Um parêntesis. Recuemos ao ano de 2012, porque estas coisas não caem do céu e geralmente são oferecidas por governos dedicados. A então ministra Assunção Cristas desenhou uma lei do arrendamento urbano para despejar moradores. A lei aprovada por PSD e CDS tinha à data (e tem ainda em 2018) a finalidade de transformar a necessidade e o direito das pessoas a ter uma casa num negócio cada vez mais especulativo e lucrativo. Passado pouco mais de um mês da sua entrada em vigor, a média foi de 11 despejos por dia. Esta dinâmica de despejo e de aumento escandaloso de preços é assustadora, tem provado que veio para ficar e alarga diariamente a sua zona de influência. Parêntesis fechado.
Não será difícil imaginar com que preocupação e ansiedade os moradores têm vivido estes dias, sem saber como será o futuro e com consciência de que adiar o despejo não tranquiliza. A gravidade da situação não pode ser reduzida a um mero conflito entre senhorio e inquilinos.
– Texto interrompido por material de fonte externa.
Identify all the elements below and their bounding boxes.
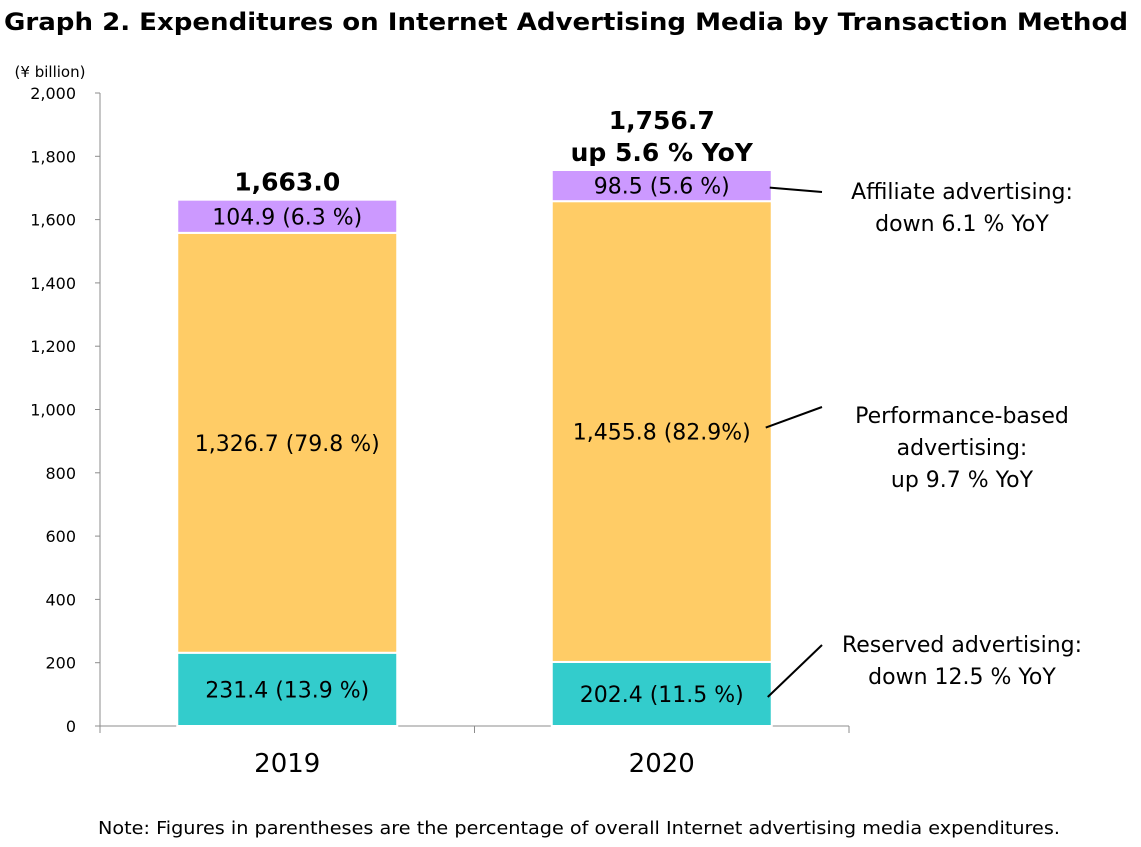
bar-segment-reserved [550, 660, 773, 728]
y-tick-label: 1,000 [30, 401, 76, 420]
y-tick-label: 2,000 [30, 84, 76, 103]
annotation-label: advertising: [897, 436, 1028, 461]
y-tick-label: 1,200 [30, 337, 76, 356]
bar-total-label: 1,756.7 [609, 106, 715, 135]
bar-total-label: up 5.6 % YoY [571, 138, 754, 167]
leader-line [765, 406, 823, 429]
bar-segment-reserved [176, 651, 399, 727]
data-label-reserved: 202.4 (11.5 %) [580, 683, 744, 708]
y-tick-label: 1,800 [30, 147, 76, 166]
annotations: Affiliate advertising: down 6.1 % YoY Perf… [765, 180, 1082, 698]
bar-segment-affiliate [550, 169, 773, 203]
annotation-label: Reserved advertising: [842, 633, 1082, 658]
y-tick-label: 200 [45, 654, 76, 673]
leader-line [767, 644, 823, 698]
annotation-label: up 9.7 % YoY [891, 468, 1034, 493]
x-tick-label: 2020 [629, 749, 695, 779]
data-label-performance: 1,455.8 (82.9%) [573, 421, 751, 446]
data-label-affiliate: 104.9 (6.3 %) [212, 205, 362, 230]
y-tick-label: 600 [45, 527, 76, 546]
y-axis-unit-label: (¥ billion) [15, 63, 86, 81]
axes: 0 200 400 600 800 1,000 1,200 1,400 1,600 1,800 2,… [30, 84, 850, 779]
bar-total-label: 1,663.0 [234, 168, 340, 197]
chart-note: Note: Figures in parentheses are the per… [98, 818, 1060, 839]
y-tick-label: 800 [45, 464, 76, 483]
bar-segment-affiliate [176, 198, 399, 234]
annotation-label: Affiliate advertising: [851, 180, 1073, 205]
x-tick-label: 2019 [254, 749, 320, 779]
y-tick-label: 1,400 [30, 274, 76, 293]
data-label-performance: 1,326.7 (79.8 %) [195, 432, 380, 457]
bar-segment-performance [176, 231, 399, 654]
data-label-reserved: 231.4 (13.9 %) [205, 678, 369, 703]
y-tick-label: 400 [45, 590, 76, 609]
chart-title: Graph 2. Expenditures on Internet Advert… [4, 8, 1128, 36]
data-labels: 231.4 (13.9 %) 1,326.7 (79.8 %) 104.9 (6.3… [195, 106, 754, 708]
y-tick-label: 1,600 [30, 211, 76, 230]
bars [176, 169, 773, 728]
y-tick-label: 0 [66, 717, 76, 736]
annotation-label: down 12.5 % YoY [868, 665, 1056, 690]
annotation-label: down 6.1 % YoY [875, 212, 1049, 237]
data-label-affiliate: 98.5 (5.6 %) [594, 175, 730, 200]
annotation-label: Performance-based [855, 404, 1069, 429]
leader-line [769, 186, 823, 193]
O Governo pode e deve intervir desde já para travar estes despejos. Mas pode e deve também o Parlamento, designadamente o PS, aprovar a proposta do PCP de revogação da lei dos despejos. Em 2016, por proposta do PCP, foi aprovado um conjunto de alterações cirúrgicas à lei, que permitiu evitar por mais algum tempo os despejos dos moradores abrangidos pelo regime transitório, mas não evita os despejos.
O drama destas famílias em Santo António dos Cavaleiros prova, infelizmente, a urgência em despejar o pensamento de Cristas da lei do arrendamento e cumprir o artigo 65º da Constituição. O PCP já respondeu com proposta, da parte dos seus autores (PSD e CDS) não esperamos novidade, veremos se o PS desperdiça uma segunda oportunidade para revogar esta lei injusta e defender o direito à habitação para todos.